Aktion Wenn Demokratie auf der Straße sichtbar wird

Die Demokratie-Konferenz will Leute einbinden, die Mitbestimmung nicht gewohnt sind.

Foto: Fries, Stefan (fri)

Barmen. Die Demokratie, wie wir sie heute kennen, die übersetzt „Herrschaft des Volkes“ bedeutet, wurde von ihren Erfindern noch ganz anders praktiziert. Das Volk, das sich früher nur aus den freien Männern zusammensetzte, versammelte sich auf dem Marktplatz seines Stadtstaates und verhandelte dort alle politischen Fragen, die seinen Staat betrafen.

An eine solche direkte Demokratie erinnert die Demokratiekonferenz der Wuppertaler Initiative für Demokratie und Toleranz am Samstagnachmittag auf dem Johannes-Rau-Platz. Mit dem Unterschied, dass diesmal Frauen und Männer, egal welcher Herkunft, mitmachen dürfen. Zum ersten Mal findet die Demokratiekonferenz außerhalb von geschlossenen Räumen und für jeden zugänglich statt.

„Wenn man Demokratie als Wort ernst nimmt, heißt das Mitbestimmung. Wir wollen den Leuten die Gelegenheit geben, mit zu diskutieren, die sonst keinen Zugang haben“, sagt Sebastian Goecke von der Wuppertaler Initiative für Demokratie und Toleranz. Sonst werde immer auf „die da oben“ geschimpft, an diesem Tag hätten die Bürger die Gelegenheit, produktiv zu sein und mitzugestalten.

In Arbeitsgruppen sollen sie Projektideen erarbeiten, in denen sie die Themen Freizeit, Heimat und Beteiligung aufgreifen. Aus dem Bundesprogramm „Demokratie leben“ stehen 40 000 Euro zur Verfügung, zusätzlich gibt es 70 000 Euro von „NRW Weltoffen“ der Landeszentrale für politische Bildung für die mögliche Umsetzung der Projekte. Ein Begleitausschuss wertet die Ergebnisse der Konferenz aus und entscheidet, welche gefördert werden.

Sozialdezernent Stefan Kühn ist vor Ort und eröffnet die Veranstaltung. „Bei den vorherigen Konferenzen waren es immer Leute, die es gewöhnt waren, sich einzubringen. Das ist heute anders. Es ist sehr wichtig, auf die Leute zuzugehen, sie ernst zu nehmen und sie einzubeziehen“, sagt er.

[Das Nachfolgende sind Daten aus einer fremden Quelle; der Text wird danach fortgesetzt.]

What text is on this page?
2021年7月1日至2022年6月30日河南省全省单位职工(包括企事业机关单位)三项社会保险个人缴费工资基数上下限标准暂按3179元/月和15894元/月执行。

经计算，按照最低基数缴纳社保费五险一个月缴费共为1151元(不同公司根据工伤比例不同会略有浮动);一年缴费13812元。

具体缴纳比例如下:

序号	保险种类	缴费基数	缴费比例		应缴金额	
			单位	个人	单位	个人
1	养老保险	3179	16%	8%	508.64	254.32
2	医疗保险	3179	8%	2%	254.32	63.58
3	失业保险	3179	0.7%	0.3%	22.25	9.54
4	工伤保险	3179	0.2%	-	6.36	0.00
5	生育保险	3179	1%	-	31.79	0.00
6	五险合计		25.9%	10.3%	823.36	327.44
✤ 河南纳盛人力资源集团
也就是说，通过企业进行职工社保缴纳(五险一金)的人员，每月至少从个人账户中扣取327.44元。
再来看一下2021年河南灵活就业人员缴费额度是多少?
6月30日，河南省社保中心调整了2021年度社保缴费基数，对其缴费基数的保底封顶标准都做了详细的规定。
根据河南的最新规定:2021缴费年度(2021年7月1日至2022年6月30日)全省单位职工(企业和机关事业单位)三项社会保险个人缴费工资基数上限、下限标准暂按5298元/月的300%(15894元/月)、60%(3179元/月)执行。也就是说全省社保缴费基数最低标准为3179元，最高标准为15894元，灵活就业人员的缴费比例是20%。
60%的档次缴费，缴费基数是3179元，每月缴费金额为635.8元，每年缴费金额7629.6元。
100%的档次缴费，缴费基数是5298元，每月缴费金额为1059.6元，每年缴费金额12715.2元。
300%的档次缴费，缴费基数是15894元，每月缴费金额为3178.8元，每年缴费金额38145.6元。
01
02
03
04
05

Auch der Bundestagsabgeordnete Helge Lindh (SPD) ist zum Johannes-Rau-Platz gekommen und moderiert am Stand „Heimat“. Er ist im Begleitausschuss, der über die Projekte entscheidet. „Ich nehme seit Jahren an den Konferenzen teil und finde es gerade jetzt, in Zeiten, in denen so etwas wie in Chemnitz passiert, wo Leute für nicht-demokratische Ziele auf die Straße gehen, besonders wichtig, Demokratie sichtbar auf den Platz zu bringen“, sagt er. Er sehe auch in Wuppertal Spannungen.

„Es gibt einzelne Orte, zum Beispiel das Nordviertel und den Ölberg, wo ich mich wohl fühle“, sagt Petra Heinrich-Keldenich, die mit am Heimat-Stand diskutiert. Sie würde sich aber gerne überall in der Stadt zu Hause fühlen wollen, was sie bisher nicht tut. Zehra Akinci sagt, es müsse viel mehr Mitmachmöglichkeiten in den kleineren Vierteln geben — etwa so etwas wie den Wupperputz. „Viele Migranten oder Flüchtlinge kennen so viele schöne Ecken in Wuppertal noch nicht. Wenn es Stadtführungen im kleineren Format gäbe, würde das weiterhelfen“, meint sie.

Organisator Sebastian Goecke konnte beobachten, dass die Teilnehmer sich wünschen, dass die Stadtteile mehr Beachtung finden und dort mehr Plätze der Begegnung entstehen. Auch die Infrastruktur und der Radverkehr waren Themen.

Insgesamt war die Beteiligung an der Demokratiekonferenz allerdings etwas mäßig. 80 bis 100 Menschen haben sich laut Organisator Sebastian Goecke aktiv beteiligt. „Mich hat gefreut, dass wir es tatsächlich geschafft haben, die Passanten von der Straße an die Stände zu bekommen und nicht nur die üblichen Verdächtigen bei den Diskussionen dabei waren“, sagt er. Die Ergebnisse der Konferenz werden in der nächsten Zeit ausgewertet.